I have been really stuck, lost even. It is like waking up from surgery. Wrestling the ether. Struggling up for air, motivation, art, my family. I have been in and out of panic attacks. Or maybe they are POTS attacks. Perhaps MCA. Google suggested heart attack or the beginning of one. Did great things for my anxiety, POTS, or MCA. In short google does not help. EVER. When it comes to am I dying or is it my chronic illness Google will kindly and blithely inform you that yes, you are indeed dying.
I digress. It has been a high pain week. Bones I thought stable laugh at my hubris. They have become adventurous ready for new vistas. It is too dark in my rib cage, too dull near the knee cap. It is so very much better on the other side. Ehlers Danlos is always a surprise.

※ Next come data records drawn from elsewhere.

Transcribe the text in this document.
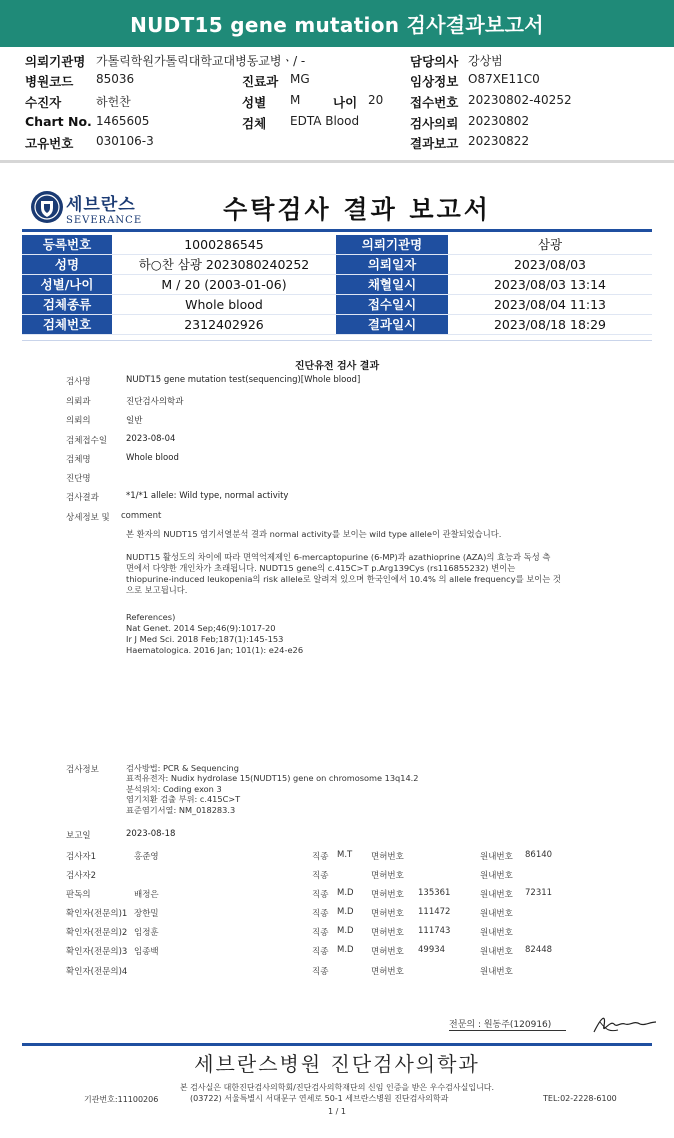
NUDT15 gene mutation 검사결과보고서
의뢰기관명 가톨릭학원가톨릭대학교대병동교병ㆍ/ -	담당의사 강상범
병원코드 85036	진료과 MG	임상정보 O87XE11C0
수진자	하헌찬	성별 M	나이 20 접수번호 20230802-40252
Chart No. 1465605	검체 EDTA Blood	검사의뢰 20230802
고유번호 030106-3	결과보고 20230822
세브란스
SEVERANCE	수탁검사 결과 보고서
등록번호	1000286545	의뢰기관명	삼광
성명	하○찬 삼광 2023080240252	의뢰일자	2023/08/03
성별/나이	M / 20 (2003-01-06)	채혈일시	2023/08/03 13:14
검체종류	Whole blood	접수일시	2023/08/04 11:13
검체번호	2312402926	결과일시	2023/08/18 18:29
진단유전 검사 결과
검사명	NUDT15 gene mutation test(sequencing)[Whole blood]
의뢰과	진단검사의학과
의뢰의	일반
검체접수일 2023-08-04
검체명	Whole blood
진단명
검사결과	*1/*1 allele: Wild type, normal activity
상세정보 및 comment
본 환자의 NUDT15 염기서열분석 결과 normal activity를 보이는 wild type allele이 관찰되었습니다.
NUDT15 활성도의 차이에 따라 면역억제제인 6-mercaptopurine (6-MP)과 azathioprine (AZA)의 효능과 독성 측
면에서 다양한 개인차가 초래됩니다. NUDT15 gene의 c.415C>T p.Arg139Cys (rs116855232) 변이는
thiopurine-induced leukopenia의 risk allele로 알려져 있으며 한국인에서 10.4% 의 allele frequency를 보이는 것
으로 보고됩니다.
References)
Nat Genet. 2014 Sep;46(9):1017-20
Ir J Med Sci. 2018 Feb;187(1):145-153
Haematologica. 2016 Jan; 101(1): e24-e26
검사정보	검사방법: PCR & Sequencing
표적유전자: Nudix hydrolase 15(NUDT15) gene on chromosome 13q14.2
분석위치: Coding exon 3
염기치환 검출 부위: c.415C>T
표준염기서열: NM_018283.3
보고일	2023-08-18
검사자1	홍준영	직종 M.T 면허번호	원내번호 86140
검사자2	직종	면허번호	원내번호
판독의	배정은	직종 M.D 면허번호 135361	원내번호 72311
확인자(전문의)1 장한밀	직종 M.D 면허번호 111472	원내번호
확인자(전문의)2 임정훈	직종 M.D 면허번호 111743	원내번호
확인자(전문의)3 임종백	직종 M.D 면허번호 49934	원내번호 82448
확인자(전문의)4	직종	면허번호	원내번호
전문의 : 원동주(120916)
세브란스병원 진단검사의학과
본 검사실은 대한진단검사의학회/진단검사의학재단의 신임 인증을 받은 우수검사실입니다.
기관번호:11100206	(03722) 서울특별시 서대문구 연세로 50-1 세브란스병원 진단검사의학과	TEL:02-2228-6100
1 / 1
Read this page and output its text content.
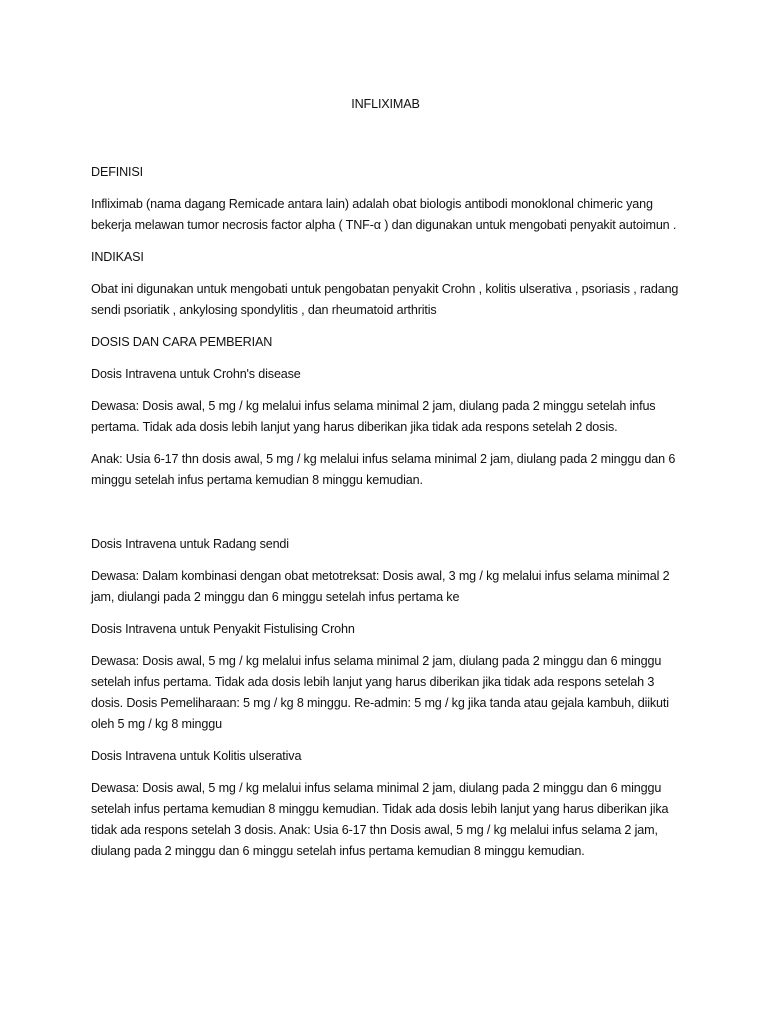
INFLIXIMAB
DEFINISI
Infliximab (nama dagang Remicade antara lain) adalah obat biologis antibodi monoklonal chimeric yang bekerja melawan tumor necrosis factor alpha ( TNF-α ) dan digunakan untuk mengobati penyakit autoimun .
INDIKASI
Obat ini digunakan untuk mengobati untuk pengobatan penyakit Crohn , kolitis ulserativa , psoriasis , radang sendi psoriatik , ankylosing spondylitis , dan rheumatoid arthritis
DOSIS DAN CARA PEMBERIAN
Dosis Intravena untuk Crohn's disease
Dewasa: Dosis awal, 5 mg / kg melalui infus selama minimal 2 jam, diulang pada 2 minggu setelah infus pertama. Tidak ada dosis lebih lanjut yang harus diberikan jika tidak ada respons setelah 2 dosis.
Anak: Usia 6-17 thn dosis awal, 5 mg / kg melalui infus selama minimal 2 jam, diulang pada 2 minggu dan 6 minggu setelah infus pertama kemudian 8 minggu kemudian.
Dosis Intravena untuk Radang sendi
Dewasa: Dalam kombinasi dengan obat metotreksat: Dosis awal, 3 mg / kg melalui infus selama minimal 2 jam, diulangi pada 2 minggu dan 6 minggu setelah infus pertama ke
Dosis Intravena untuk Penyakit Fistulising Crohn
Dewasa: Dosis awal, 5 mg / kg melalui infus selama minimal 2 jam, diulang pada 2 minggu dan 6 minggu setelah infus pertama. Tidak ada dosis lebih lanjut yang harus diberikan jika tidak ada respons setelah 3 dosis. Dosis Pemeliharaan: 5 mg / kg 8 minggu. Re-admin: 5 mg / kg jika tanda atau gejala kambuh, diikuti oleh 5 mg / kg 8 minggu
Dosis Intravena untuk Kolitis ulserativa
Dewasa: Dosis awal, 5 mg / kg melalui infus selama minimal 2 jam, diulang pada 2 minggu dan 6 minggu setelah infus pertama kemudian 8 minggu kemudian. Tidak ada dosis lebih lanjut yang harus diberikan jika tidak ada respons setelah 3 dosis. Anak: Usia 6-17 thn Dosis awal, 5 mg / kg melalui infus selama 2 jam, diulang pada 2 minggu dan 6 minggu setelah infus pertama kemudian 8 minggu kemudian.
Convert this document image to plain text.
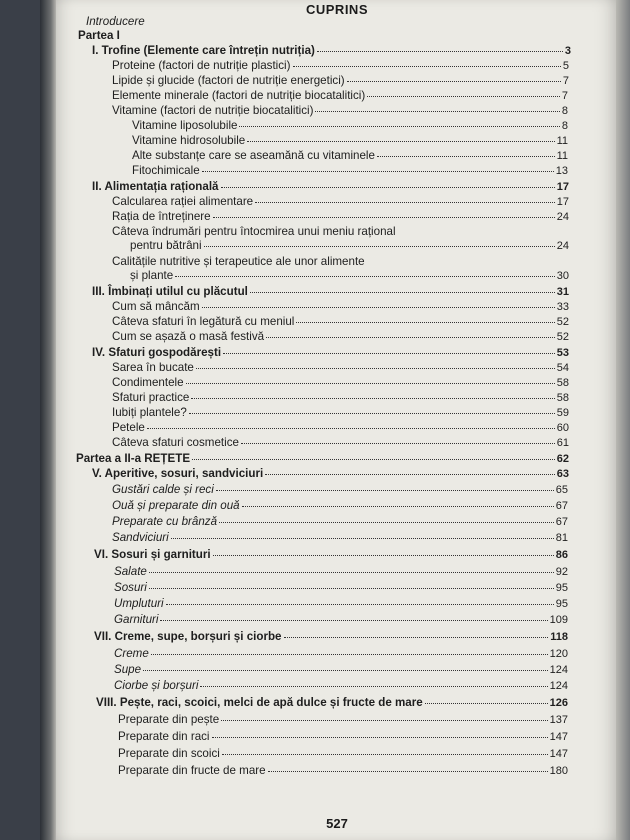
CUPRINS
Introducere
Partea I
I. Trofine (Elemente care întrețin nutriția)	3
Proteine (factori de nutriție plastici)	5
Lipide și glucide (factori de nutriție energetici)	7
Elemente minerale (factori de nutriție biocatalitici)	7
Vitamine (factori de nutriție biocatalitici)	8
Vitamine liposolubile	8
Vitamine hidrosolubile	11
Alte substanțe care se aseamănă cu vitaminele	11
Fitochimicale	13
II. Alimentația rațională	17
Calcularea rației alimentare	17
Rația de întreținere	24
Câteva îndrumări pentru întocmirea unui meniu rațional
pentru bătrâni	24
Calitățile nutritive și terapeutice ale unor alimente
și plante	30
III. Îmbinați utilul cu plăcutul	31
Cum să mâncăm	33
Câteva sfaturi în legătură cu meniul	52
Cum se așază o masă festivă	52
IV. Sfaturi gospodărești	53
Sarea în bucate	54
Condimentele	58
Sfaturi practice	58
Iubiți plantele?	59
Petele	60
Câteva sfaturi cosmetice	61
Partea a II-a REȚETE	62
V. Aperitive, sosuri, sandviciuri	63
Gustări calde și reci	65
Ouă și preparate din ouă	67
Preparate cu brânză	67
Sandviciuri	81
VI. Sosuri și garnituri	86
Salate	92
Sosuri	95
Umpluturi	95
Garnituri	109
VII. Creme, supe, borșuri și ciorbe	118
Creme	120
Supe	124
Ciorbe și borșuri	124
VIII. Pește, raci, scoici, melci de apă dulce și fructe de mare	126
Preparate din pește	137
Preparate din raci	147
Preparate din scoici	147
Preparate din fructe de mare	180
527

I know I need to draw because I start biting my nails and looking for candy like a fiend. No really, there are seven year olds at birthday parties with more self control than I have when in pain. As a last ditch effort I pick up my pencil and ipad and draw util I forget my body. I make loose lines if I am free handing or start with forms if working from Pinterest and I obsess as something comes out of the shadows. I might have intentions of what I am drawing but the illustrations have their own ideas and they never bore if I get out of their way.
Chronic pain needs pain meds. I will scream that from soap boxes. But even when properly medicated my pills do not cover all of the pain. At best they can get me to a five. Creating, drawing, and writing can trick my brain into leaving off the constant screaming.